Rupee Posts Biggest Weekly Decline Since November on Outflowsby
Foreigners sell Indian stocks after three weeks of purchases
India's government sold 140 billion rupees of bonds Friday
India’s rupee completed its biggest weekly decline since November as global funds sold the nation’s stocks amid a surge in volatility.
Investor appetite for riskier assets ebbed as a turmoil in currency and equity markets in China, Asia’s largest economy, spread to the region. Foreign holdings of Indian shares fell $281.5 million in the four days through Thursday, halting a three-week increase.
The rupee weakened 0.7 percent from Jan. 1 to 66.6350 a dollar in Mumbai, the most since the five days ended Nov. 27, prices from local banks compiled by Bloomberg show.
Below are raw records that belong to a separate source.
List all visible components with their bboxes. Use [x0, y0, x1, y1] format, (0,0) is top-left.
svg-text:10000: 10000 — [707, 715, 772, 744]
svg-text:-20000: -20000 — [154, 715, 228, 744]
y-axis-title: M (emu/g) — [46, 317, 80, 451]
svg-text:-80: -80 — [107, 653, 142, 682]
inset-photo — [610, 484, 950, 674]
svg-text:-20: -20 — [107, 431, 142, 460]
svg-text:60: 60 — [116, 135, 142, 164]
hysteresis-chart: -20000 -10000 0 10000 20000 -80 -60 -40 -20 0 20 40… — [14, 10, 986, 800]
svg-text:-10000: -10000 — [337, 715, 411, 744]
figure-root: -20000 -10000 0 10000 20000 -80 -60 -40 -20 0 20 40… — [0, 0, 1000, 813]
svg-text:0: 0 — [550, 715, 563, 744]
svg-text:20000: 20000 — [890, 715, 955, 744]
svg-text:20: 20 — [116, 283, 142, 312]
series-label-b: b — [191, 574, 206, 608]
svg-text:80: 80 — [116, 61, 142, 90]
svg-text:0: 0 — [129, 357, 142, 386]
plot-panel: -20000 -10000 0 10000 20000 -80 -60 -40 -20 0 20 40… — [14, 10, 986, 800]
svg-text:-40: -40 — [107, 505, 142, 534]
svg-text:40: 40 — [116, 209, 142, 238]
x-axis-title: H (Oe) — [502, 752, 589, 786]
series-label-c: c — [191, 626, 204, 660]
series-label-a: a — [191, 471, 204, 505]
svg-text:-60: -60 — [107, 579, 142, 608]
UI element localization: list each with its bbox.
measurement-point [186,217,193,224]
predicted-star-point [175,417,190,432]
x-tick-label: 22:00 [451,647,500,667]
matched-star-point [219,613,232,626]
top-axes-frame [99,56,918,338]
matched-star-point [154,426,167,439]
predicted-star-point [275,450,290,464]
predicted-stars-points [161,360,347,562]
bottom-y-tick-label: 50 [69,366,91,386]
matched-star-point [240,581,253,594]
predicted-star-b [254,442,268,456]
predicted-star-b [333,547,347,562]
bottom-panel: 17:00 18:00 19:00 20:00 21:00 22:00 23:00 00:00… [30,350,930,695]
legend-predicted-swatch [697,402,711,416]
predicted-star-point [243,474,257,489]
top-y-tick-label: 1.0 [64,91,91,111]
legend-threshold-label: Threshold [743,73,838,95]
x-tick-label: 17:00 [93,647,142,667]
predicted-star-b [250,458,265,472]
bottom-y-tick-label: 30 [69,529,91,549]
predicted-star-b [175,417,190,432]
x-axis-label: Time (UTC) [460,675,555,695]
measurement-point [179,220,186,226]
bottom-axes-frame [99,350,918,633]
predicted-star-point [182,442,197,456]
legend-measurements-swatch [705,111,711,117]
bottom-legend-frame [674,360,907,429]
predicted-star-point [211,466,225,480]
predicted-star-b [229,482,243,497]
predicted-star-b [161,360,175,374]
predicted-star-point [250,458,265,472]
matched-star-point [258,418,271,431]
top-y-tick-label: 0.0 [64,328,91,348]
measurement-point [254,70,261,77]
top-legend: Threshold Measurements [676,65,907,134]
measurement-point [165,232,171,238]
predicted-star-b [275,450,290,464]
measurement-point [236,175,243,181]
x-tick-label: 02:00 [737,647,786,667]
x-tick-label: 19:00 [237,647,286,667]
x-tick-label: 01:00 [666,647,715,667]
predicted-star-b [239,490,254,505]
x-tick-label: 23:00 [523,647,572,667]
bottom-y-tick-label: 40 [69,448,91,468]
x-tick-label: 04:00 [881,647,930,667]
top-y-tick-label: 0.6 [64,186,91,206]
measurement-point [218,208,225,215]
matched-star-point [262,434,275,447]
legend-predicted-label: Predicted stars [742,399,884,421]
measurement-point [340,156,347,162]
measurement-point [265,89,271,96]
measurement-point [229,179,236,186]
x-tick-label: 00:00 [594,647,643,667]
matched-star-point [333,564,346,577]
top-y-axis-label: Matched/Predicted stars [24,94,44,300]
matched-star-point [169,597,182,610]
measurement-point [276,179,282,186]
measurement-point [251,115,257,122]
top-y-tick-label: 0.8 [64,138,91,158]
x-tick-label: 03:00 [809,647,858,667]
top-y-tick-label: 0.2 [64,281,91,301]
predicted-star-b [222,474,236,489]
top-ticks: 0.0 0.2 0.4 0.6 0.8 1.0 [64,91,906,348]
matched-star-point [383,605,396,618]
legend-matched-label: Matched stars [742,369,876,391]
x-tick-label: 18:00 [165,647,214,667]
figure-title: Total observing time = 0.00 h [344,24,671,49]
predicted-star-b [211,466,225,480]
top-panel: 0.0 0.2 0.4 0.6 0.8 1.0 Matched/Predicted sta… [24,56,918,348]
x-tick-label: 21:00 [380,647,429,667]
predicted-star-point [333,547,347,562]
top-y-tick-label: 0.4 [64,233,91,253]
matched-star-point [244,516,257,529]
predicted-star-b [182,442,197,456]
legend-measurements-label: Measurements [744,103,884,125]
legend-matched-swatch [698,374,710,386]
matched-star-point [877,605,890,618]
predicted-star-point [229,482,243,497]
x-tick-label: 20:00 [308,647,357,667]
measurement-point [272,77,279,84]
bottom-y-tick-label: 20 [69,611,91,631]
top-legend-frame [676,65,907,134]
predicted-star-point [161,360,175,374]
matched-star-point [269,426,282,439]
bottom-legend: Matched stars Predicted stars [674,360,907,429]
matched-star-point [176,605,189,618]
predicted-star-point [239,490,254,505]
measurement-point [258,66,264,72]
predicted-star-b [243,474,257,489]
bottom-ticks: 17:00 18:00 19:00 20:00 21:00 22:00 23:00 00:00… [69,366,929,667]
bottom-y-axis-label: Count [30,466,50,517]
The currency, which rose 0.4 percent on Friday, sank 4.7 percent in 2015 to complete a fifth straight annual decline.
“The rupee is reflecting capital outflows and the volatility in China,” said Ankur Jhaveri, co-head of currencies and rates at Edelweiss Financial Services Ltd. in Mumbai. “Another round of yuan devaluation could weigh on the currency.”
China’s yuan sank to a five-year low this week after the central bank signaled it is becoming more tolerant of a depreciating currency as policy makers strive to revive economic growth. That’s spurred speculation of a regional currency war and triggered a rout in Chinese equities, with trading being halted Thursday for a second time this week.
The rupee’s one-month volatility, a gauge of expected swings used to price options, jumped 50 basis points to 6.13 percent, its biggest weekly increase since August on a closing basis, data compiled by Bloomberg show.
The yield on Indian sovereign bonds due May 2025 rose one basis point from Jan. 1 and was little changed on Friday at 7.74 percent, prices from the Reserve Bank of India’s trading system show. The S&P BSE Sensex index of shares was down 4.7 percent for the week, its steepest loss since November 2011.
India sold 140 billion rupees ($2.1 billion) of notes, including 80 billion rupees of new 10-year debt, at Friday’s auction as planned, according to a central bank statement.